My first camp was guided by professional instability. I was drawn to sessions and Experts that helped me realize a complete career change was in my future, and camp prepared me to face, accept and conquer that change. My second camp challenged me to attend alone – completely outside of my comfort zone – and to forge relationships with complete strangers. My discomfort lasted mere minutes and within an hour, it was clear that I was on a personal journey this time – to learn meditation, seek comfort in my own skin, and find support in the sisterhood of my fellow Campers.
I expected to have no discomfort attending my third camp. After all, I had been to the location, I knew the drill for camp, and I was meeting old friends and knew the staff. And yet, in the days leading up, those pangs of fear started to find their way into the pit of my stomach. I realized that it would not be the same – it never could be. This time, my best friend and college roommate was joining. What if I had built it up too much? What if this camp was different in a way that impeded her experience? What was I looking for and going to work on? And yet, all of that fell away as I walked over the foot bridge to join my fellow Campers and check in.
There is such warmth at Campowerment that you can’t help but feel welcome. Come alone, come with a friend, come with a group – you are greeted with open arms (literally) and smoking sage to clear away any negative that you may have brought with you. The first greetings were reconnecting with women from past camps and the ‘Leaders’ of this incredible experience. Staff is so keenly focused on making sure that everyone is greeted, hugged, connected with.
The largest Campowerment ever, it was odd how well the larger group blended. There didn’t feel to be as many factions or subgroups. Campers moved easily from sessions to circles to happy hours to social gatherings. There was a lot of movement between tables in the dining room. And my own bunk seemed to branch out and make connections beyond our living quarters.
My ‘moment’ at camp didn’t actually come in a session. While I was blown away by two of the new experts (and the returning staff seemed to up their game and present new material), my “aha” moment came when I was walking alone – from my first session of the morning toward the woods. I was walking to support bunk mates tackling the high ropes, swingshot, and leap of faith, I realized that I had a complete sense of one-ness, peace, and calm. I noted that I had not woken up in the middle of the night with the anxiety that had been chasing me for months. I wasn’t plagued by financial burden or stress about career choices I had made. No anxiety about my kids, parents or self. I was truly at peace. As I walked (head held high, back straight, short quick steps as Michelle had instructed), I noted the tension from my neck and shoulders was gone. I was in my happy place.

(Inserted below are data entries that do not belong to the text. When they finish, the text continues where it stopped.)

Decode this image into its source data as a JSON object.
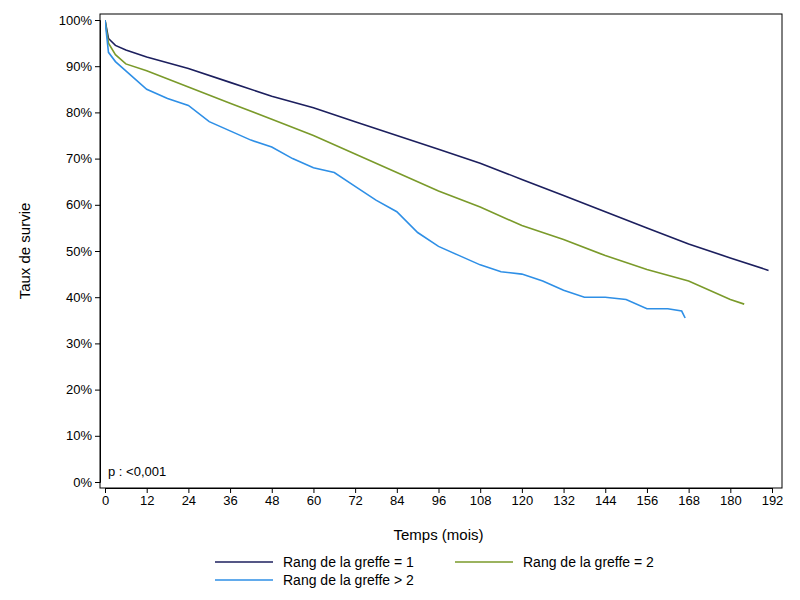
{
  "chart_data": {
    "type": "line",
    "x_label": "Temps (mois)",
    "y_label": "Taux de survie",
    "annotation": "p : <0,001",
    "legend": "bottom",
    "xlim": [
      0,
      192
    ],
    "xticks": [
      0,
      12,
      24,
      36,
      48,
      60,
      72,
      84,
      96,
      108,
      120,
      132,
      144,
      156,
      168,
      180,
      192
    ],
    "ylim": [
      0,
      100
    ],
    "yticks": [
      {
        "value": 0,
        "label": "0%"
      },
      {
        "value": 10,
        "label": "10%"
      },
      {
        "value": 20,
        "label": "20%"
      },
      {
        "value": 30,
        "label": "30%"
      },
      {
        "value": 40,
        "label": "40%"
      },
      {
        "value": 50,
        "label": "50%"
      },
      {
        "value": 60,
        "label": "60%"
      },
      {
        "value": 70,
        "label": "70%"
      },
      {
        "value": 80,
        "label": "80%"
      },
      {
        "value": 90,
        "label": "90%"
      },
      {
        "value": 100,
        "label": "100%"
      }
    ],
    "series": [
      {
        "name": "Rang de la greffe = 1",
        "color": "#1c1f5e",
        "x": [
          0,
          1,
          3,
          6,
          12,
          24,
          36,
          48,
          60,
          72,
          84,
          96,
          108,
          120,
          132,
          144,
          156,
          168,
          180,
          191
        ],
        "values": [
          100,
          96,
          94.5,
          93.5,
          92,
          89.5,
          86.5,
          83.5,
          81,
          78,
          75,
          72,
          69,
          65.5,
          62,
          58.5,
          55,
          51.5,
          48.5,
          45.8
        ]
      },
      {
        "name": "Rang de la greffe = 2",
        "color": "#7a9a2a",
        "x": [
          0,
          1,
          3,
          6,
          12,
          24,
          36,
          48,
          60,
          72,
          84,
          96,
          108,
          120,
          132,
          144,
          156,
          168,
          180,
          184
        ],
        "values": [
          100,
          95,
          92.5,
          90.5,
          89,
          85.5,
          82,
          78.5,
          75,
          71,
          67,
          63,
          59.5,
          55.5,
          52.5,
          49,
          46,
          43.5,
          39.5,
          38.5
        ]
      },
      {
        "name": "Rang de la greffe > 2",
        "color": "#2e8fe6",
        "x": [
          0,
          1,
          3,
          6,
          12,
          18,
          24,
          30,
          36,
          42,
          48,
          54,
          60,
          66,
          72,
          78,
          84,
          90,
          96,
          102,
          108,
          114,
          120,
          126,
          132,
          138,
          144,
          150,
          156,
          162,
          166,
          167
        ],
        "values": [
          100,
          93,
          91,
          89,
          85,
          83,
          81.5,
          78,
          76,
          74,
          72.5,
          70,
          68,
          67,
          64,
          61,
          58.5,
          54,
          51,
          49,
          47,
          45.5,
          45,
          43.5,
          41.5,
          40,
          40,
          39.5,
          37.5,
          37.5,
          37,
          35.5
        ]
      }
    ]
  }
}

When had that happened? It was a process. Time contributed. Hugs helped. Happy Hour didn’t hurt. But it was more than time away from my life and my routine. As each layer was peeled, I shed my armor. As I learned and connected with others, I softened. As I listened and was heard, I evolved. There is a reason camp is 4 days. There is a reason for how the days flow. I was drawn to spend my time at Campowerment exactly as I was supposed to and with people I was destined to meet.
There is a reason I went into the woods…and came out a better me.